「人にしたことは全部自分に返ってくる」
このセリフをあなたも一度は聞いたことがあるのではないでしょうか?親や先生から言われてきたもあまりピンと来てなかった人は多かったと思います。
しかし他人にした良いことは自分に返ってくる、というのはあながち間違いではないということが実験によって説明されています。
今回の記事では良い行いは返したくなる、という人間の性質である「返報性の原理」について、わかりやすく解説したいと思います。
飲み物を奢ってあげる実験
自分に返ってくるという「返報性」は実際にあったということを証明した実験の紹介から入りましょう。
この実験は2人1組のペアが参加しました。そのうち1人は実験の概要を伝えてある仕掛け人で、実質もう1人の被験者を見る実験といえます。
この2人組にはパターン1かパターン2のどちらかを行ってもらいます。
パターン1:実験の休憩中に、仕掛け人が2本コーラを買ってきて、そのうち1本をもう1人に「君の分も買ってきたよ」とプレゼントする。
パターン2:実験の休憩中に仕掛け人はこれといった親切をしない。
いずれのパターンでも実験終了後に仕掛け人が被験者に次のようなお願いをします。
「私は新車が当たる1口30円程度のくじを個人的に売っているのだけど、何枚か買ってくれませんか?できるだけたくさん買ってくれたら嬉しいです」
つまり先に親切な行為を受けた被験者が「くじを買ってあげる」という行動でお返しをするという形です。その結果が意外なものになったのです。
優しくすると、2倍も買ってくれた
実験の結果、飲み物をもらったパターン1の被験者は、何も親切をされなかったパターン2の被験者に比べておよそ2倍の枚数のくじを買ってくれたそうです。
さらにこの実験では被験者に「仕掛け人のことをどう思っていますか?」という好感度を聞くアンケートを実施していました。
するとアンケートで得られた好感度とくじを買った枚数には相関性がなかったことがわかりました。
つまり「人の好き嫌いに関わらず、何かされたらお返しをしたくなる」という事実がこの実験で証明されたのです。しかし何故このような結果になったのでしょうか?
「お返し」をしたい気持ちは必ず湧く
もしあなたが同僚から誕生日にプレゼントをもらったとしましょう。あまり親しくしていない人からでも、もらったらお返しという形でその人の誕生日には何か贈ろうと考えてしまうのではないでしょうか?
受け取った好意を返さないと礼儀知らずだと思われる、この意識は皆の心の奥底にあるものです。そこから受けた恩は返したいという考えが浮かびます。これが「返報性の原理」です。
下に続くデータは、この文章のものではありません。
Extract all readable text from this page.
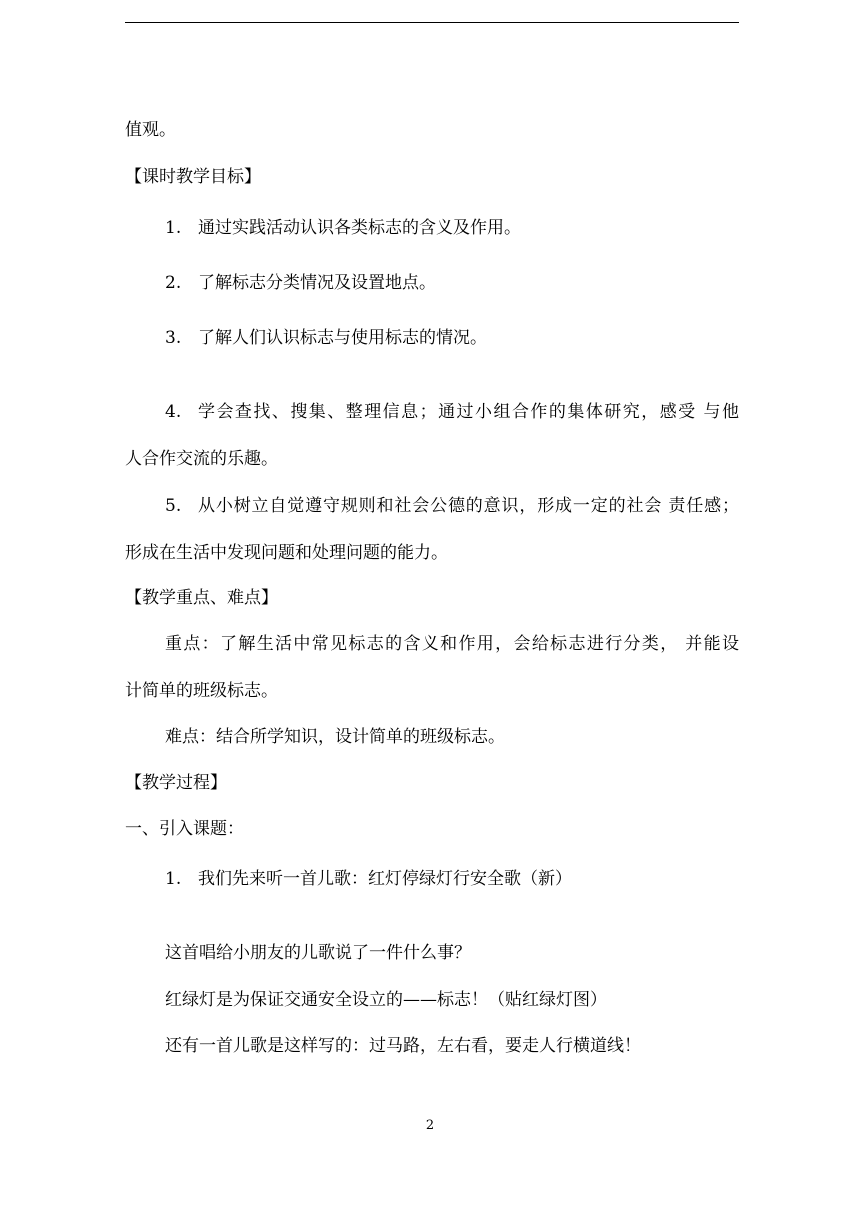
值观。
【课时教学目标】
1. 通过实践活动认识各类标志的含义及作用。
2. 了解标志分类情况及设置地点。
3. 了解人们认识标志与使用标志的情况。
4. 学会查找、搜集、整理信息；通过小组合作的集体研究，感受 与他
人合作交流的乐趣。
5. 从小树立自觉遵守规则和社会公德的意识，形成一定的社会 责任感；
形成在生活中发现问题和处理问题的能力。
【教学重点、难点】
重点：了解生活中常见标志的含义和作用，会给标志进行分类， 并能设
计简单的班级标志。
难点：结合所学知识，设计简单的班级标志。
【教学过程】
一、引入课题：
1. 我们先来听一首儿歌：红灯停绿灯行安全歌（新）
这首唱给小朋友的儿歌说了一件什么事？
红绿灯是为保证交通安全设立的——标志！（贴红绿灯图）
还有一首儿歌是这样写的：过马路，左右看，要走人行横道线！
2
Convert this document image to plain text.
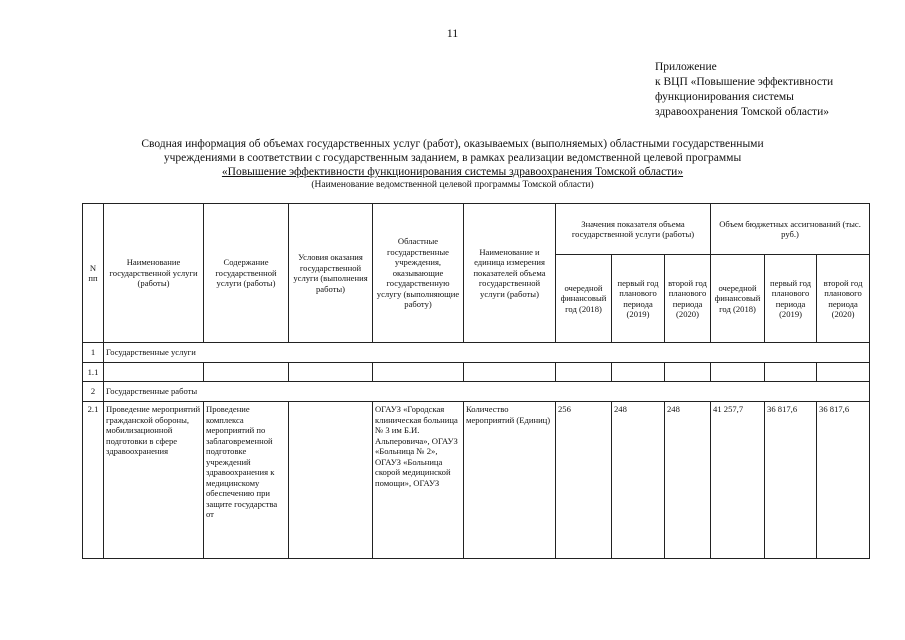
11
Приложение
к ВЦП «Повышение эффективности
функционирования системы
здравоохранения Томской области»
Сводная информация об объемах государственных услуг (работ), оказываемых (выполняемых) областными государственными
учреждениями в соответствии с государственным заданием, в рамках реализации ведомственной целевой программы
«Повышение эффективности функционирования системы здравоохранения Томской области»
(Наименование ведомственной целевой программы Томской области)
N пп	Наименование государственной услуги (работы)	Содержание государственной услуги (работы)	Условия оказания государственной услуги (выполнения работы)	Областные государственные учреждения, оказывающие государственную услугу (выполняющие работу)	Наименование и единица измерения показателей объема государственной услуги (работы)	Значения показателя объема государственной услуги (работы)			Объем бюджетных ассигнований (тыс. руб.)		
						очередной финансовый год (2018)	первый год планового периода (2019)	второй год планового периода (2020)	очередной финансовый год (2018)	первый год планового периода (2019)	второй год планового периода (2020)
1	Государственные услуги										
1.1											
2	Государственные работы										
2.1	Проведение мероприятий гражданской обороны, мобилизационной подготовки в сфере здравоохранения	Проведение комплекса мероприятий по заблаговременной подготовке учреждений здравоохранения к медицинскому обеспечению при защите государства от		ОГАУЗ «Городская клиническая больница № 3 им Б.И. Альперовича», ОГАУЗ «Больница № 2», ОГАУЗ «Больница скорой медицинской помощи», ОГАУЗ	Количество мероприятий (Единиц)	256	248	248	41 257,7	36 817,6	36 817,6
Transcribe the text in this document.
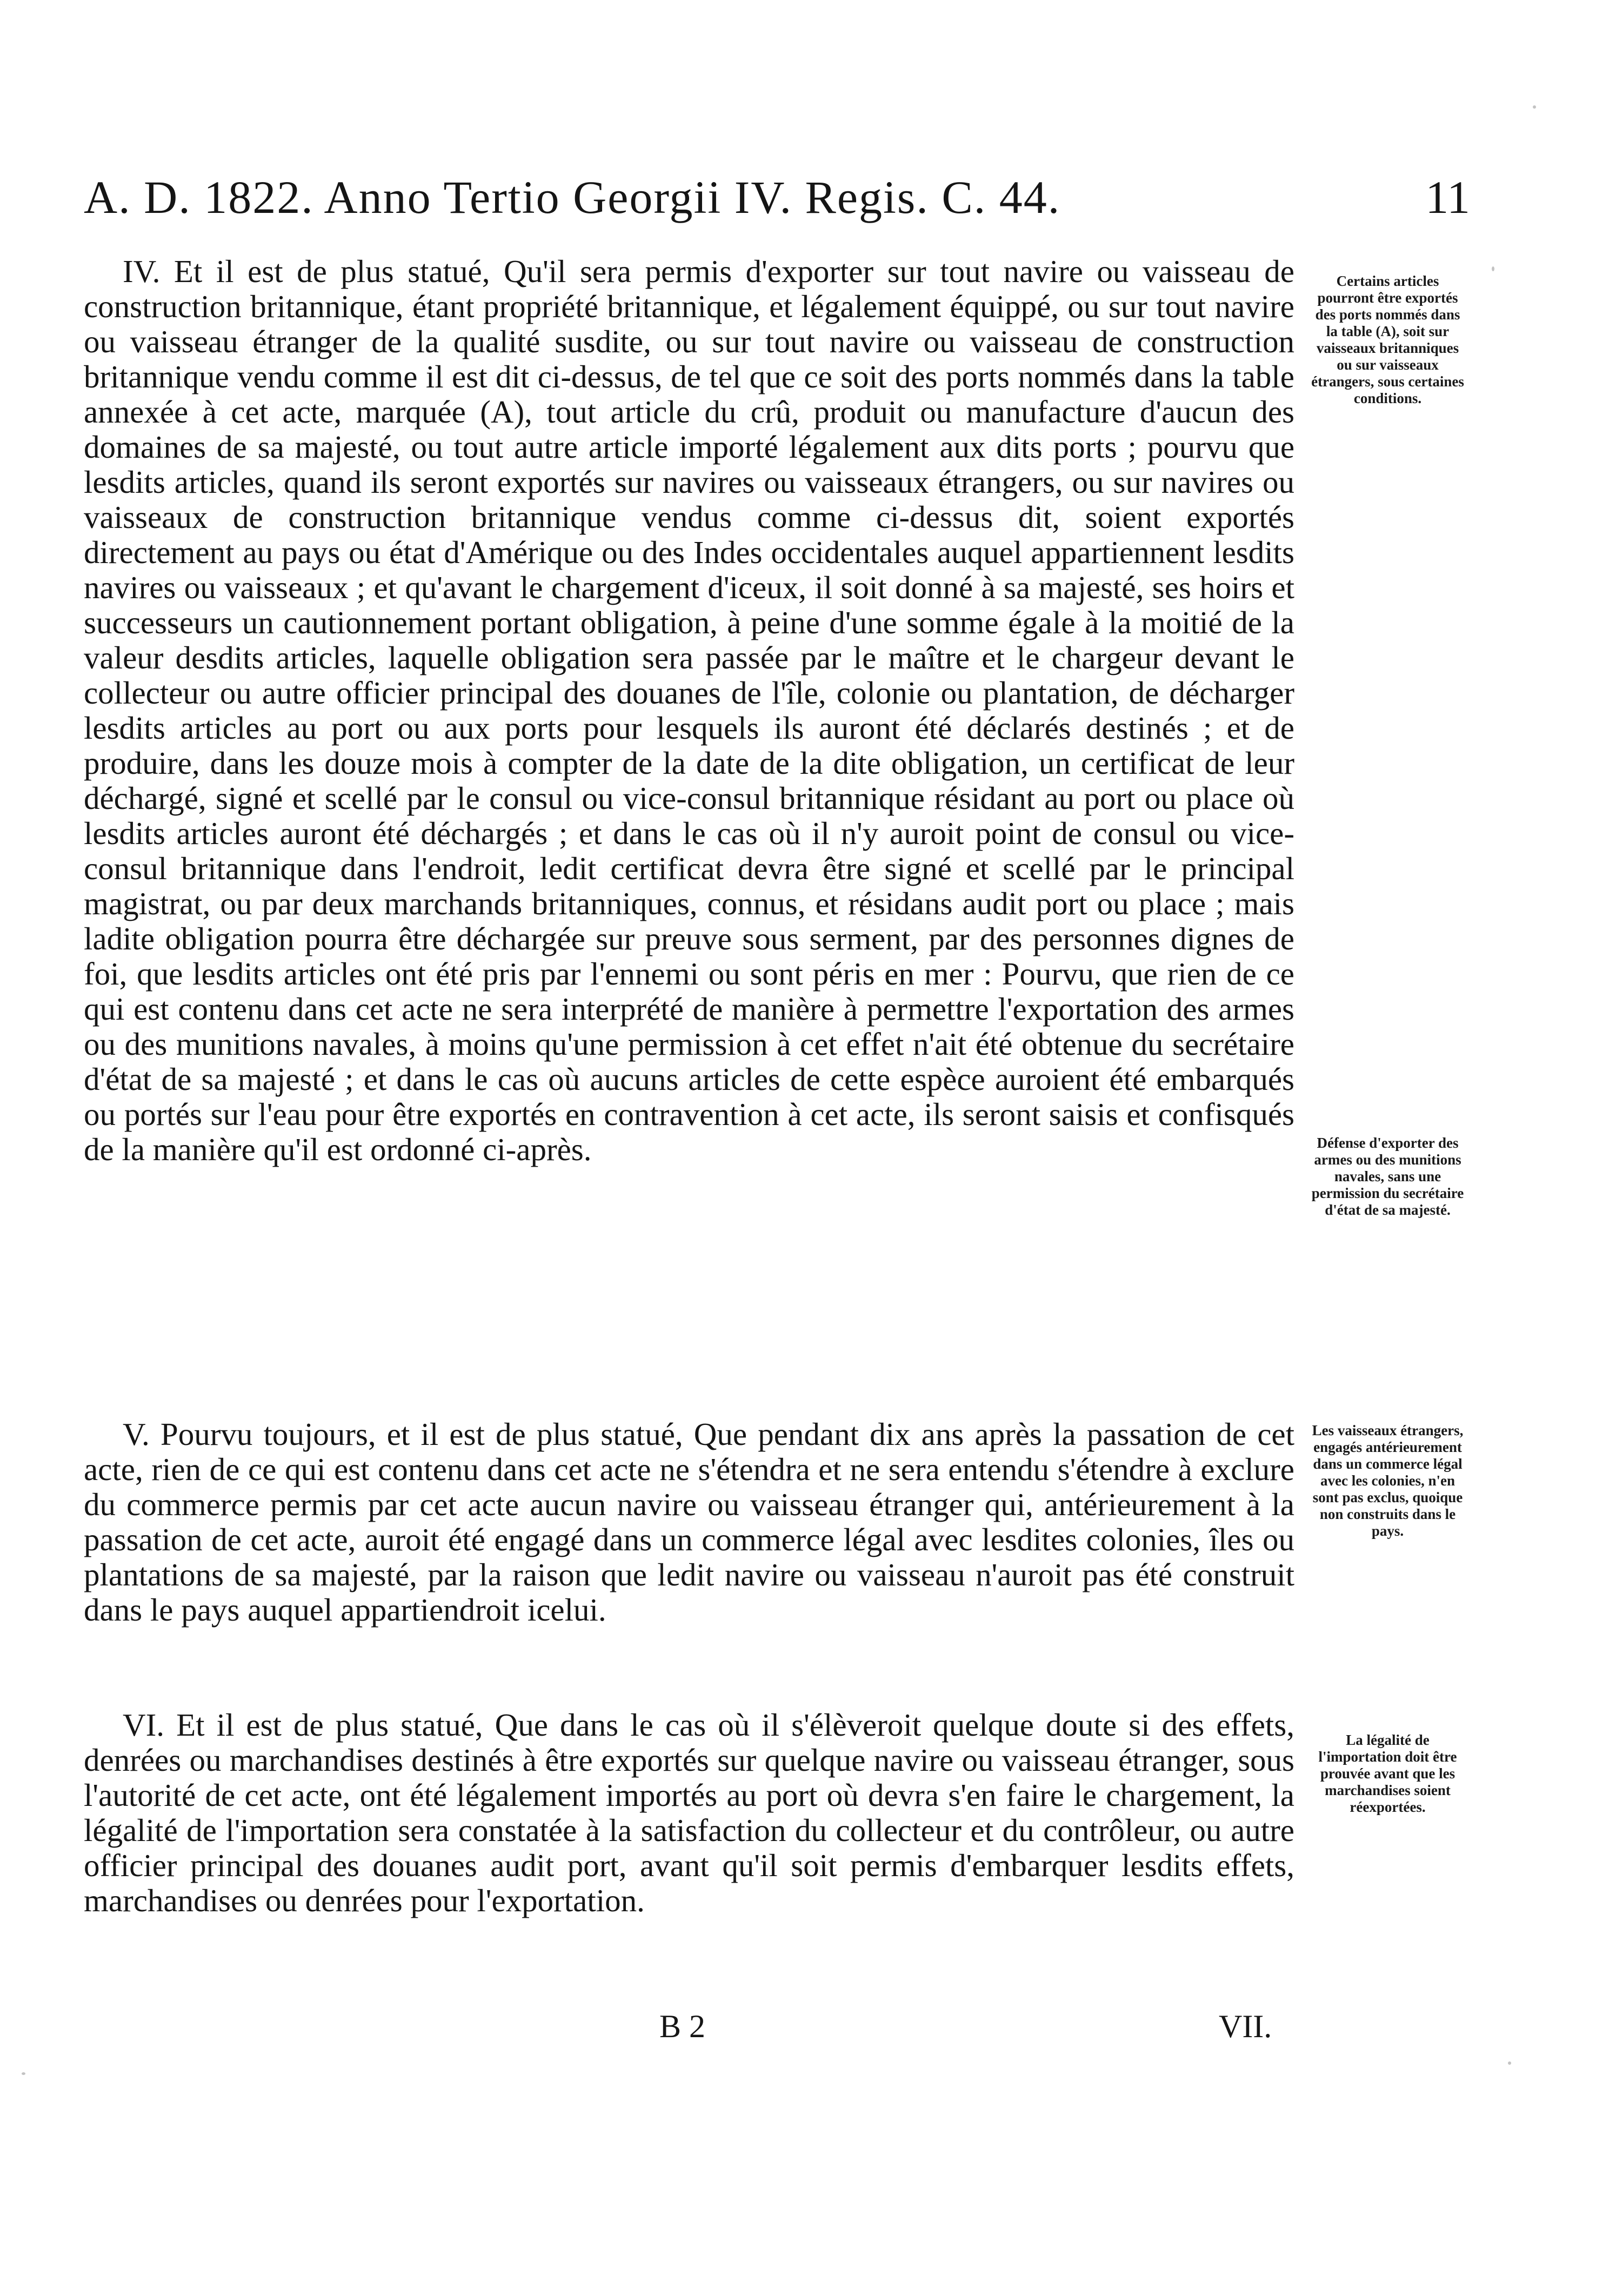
A. D. 1822. Anno Tertio Georgii IV. Regis. C. 44.	11

IV. Et il est de plus statué, Qu'il sera permis d'exporter sur tout navire ou vaisseau de construction britannique, étant propriété britannique, et légalement équippé, ou sur tout navire ou vaisseau étranger de la qualité susdite, ou sur tout navire ou vaisseau de construction britannique vendu comme il est dit ci-dessus, de tel que ce soit des ports nommés dans la table annexée à cet acte, marquée (A), tout article du crû, produit ou manufacture d'aucun des domaines de sa majesté, ou tout autre article importé légalement aux dits ports ; pourvu que lesdits articles, quand ils seront exportés sur navires ou vaisseaux étrangers, ou sur navires ou vaisseaux de construction britannique vendus comme ci-dessus dit, soient exportés directement au pays ou état d'Amérique ou des Indes occidentales auquel appartiennent lesdits navires ou vaisseaux ; et qu'avant le chargement d'iceux, il soit donné à sa majesté, ses hoirs et successeurs un cautionnement portant obligation, à peine d'une somme égale à la moitié de la valeur desdits articles, laquelle obligation sera passée par le maître et le chargeur devant le collecteur ou autre officier principal des douanes de l'île, colonie ou plantation, de décharger lesdits articles au port ou aux ports pour lesquels ils auront été déclarés destinés ; et de produire, dans les douze mois à compter de la date de la dite obligation, un certificat de leur déchargé, signé et scellé par le consul ou vice-consul britannique résidant au port ou place où lesdits articles auront été déchargés ; et dans le cas où il n'y auroit point de consul ou vice-consul britannique dans l'endroit, ledit certificat devra être signé et scellé par le principal magistrat, ou par deux marchands britanniques, connus, et résidans audit port ou place ; mais ladite obligation pourra être déchargée sur preuve sous serment, par des personnes dignes de foi, que lesdits articles ont été pris par l'ennemi ou sont péris en mer : Pourvu, que rien de ce qui est contenu dans cet acte ne sera interprété de manière à permettre l'exportation des armes ou des munitions navales, à moins qu'une permission à cet effet n'ait été obtenue du secrétaire d'état de sa majesté ; et dans le cas où aucuns articles de cette espèce auroient été embarqués ou portés sur l'eau pour être exportés en contravention à cet acte, ils seront saisis et confisqués de la manière qu'il est ordonné ci-après.

Certains articles pourront être exportés des ports nommés dans la table (A), soit sur vaisseaux britanniques ou sur vaisseaux étrangers, sous certaines conditions.
Défense d'exporter des armes ou des munitions navales, sans une permission du secrétaire d'état de sa majesté.

V. Pourvu toujours, et il est de plus statué, Que pendant dix ans après la passation de cet acte, rien de ce qui est contenu dans cet acte ne s'étendra et ne sera entendu s'étendre à exclure du commerce permis par cet acte aucun navire ou vaisseau étranger qui, antérieurement à la passation de cet acte, auroit été engagé dans un commerce légal avec lesdites colonies, îles ou plantations de sa majesté, par la raison que ledit navire ou vaisseau n'auroit pas été construit dans le pays auquel appartiendroit icelui.

Les vaisseaux étrangers, engagés antérieurement dans un commerce légal avec les colonies, n'en sont pas exclus, quoique non construits dans le pays.

VI. Et il est de plus statué, Que dans le cas où il s'élèveroit quelque doute si des effets, denrées ou marchandises destinés à être exportés sur quelque navire ou vaisseau étranger, sous l'autorité de cet acte, ont été légalement importés au port où devra s'en faire le chargement, la légalité de l'importation sera constatée à la satisfaction du collecteur et du contrôleur, ou autre officier principal des douanes audit port, avant qu'il soit permis d'embarquer lesdits effets, marchandises ou denrées pour l'exportation.

La légalité de l'importation doit être prouvée avant que les marchandises soient réexportées.
B 2	VII.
これをビジネスで利用しているのが「無料○○」というものです。
例えば通信販売の「気に入らなかったら返金します」や英会話教室やジムの「1週間無料体験」は、「無料でしてもらったから、買ったり、入会したりしないと申し訳ないな」という「返報性」を利用したものと言えます。
そして返報性は物のプレゼントだけで発生する訳ではありません。
それは相手に役立つだろうなと思われる「情報」であったり、こんな人とは気が合いそうだな、という「人」の紹介であったりなど、お金で買えない可能性もあります。
重要なポイントは相手が喜ぶことを適切なタイミングでしてあげる奉仕の精神なのです。
たくさん渡して、たくさんもらう
仕事でも日々の人付き合いでも、「自分から先に何かをしてあげる」という誠意を見せることが良い人間関係を築く上のテクニックになります。
しかしこれはお金をバラマキのように使っていく、ということではありません。
相手が欲しいだろう、必要としているであろうものを、あなたが可能な範囲で叶えてあげたら相手は大変嬉しく思うのではないでしょうか?
そしてそのお返しとしてあなたが受け取るものは、お金では換算できないほどの価値のあるものかもしれません。
あなたが贈り物をした人に紹介された知り合いが、将来あなたが大成功するビジネスのパートナーかもしれません。もしくは紹介された人と気が合えば結婚まで、そんな例も世間には少なくないと思います。
一般的に成功している人のほとんどが重要視しているものが「人とのつながり」です。一見自分にと関係がなさそうな人でも、意外なところにビジネスチャンスが眠っていることを知っているからです。
そのつながりの基本にあるのも、やはり「返報性」です。まずは身近な人から、軽い気持ちで「贈る」ことを始めてみたら、それがあなたの将来な莫大な財産として返ってくるかもしれません。
そして返ってくるものは遠慮なく受け取りましょう。この「give&take」があなたの社会人としての成功を推し進めてくれるのです。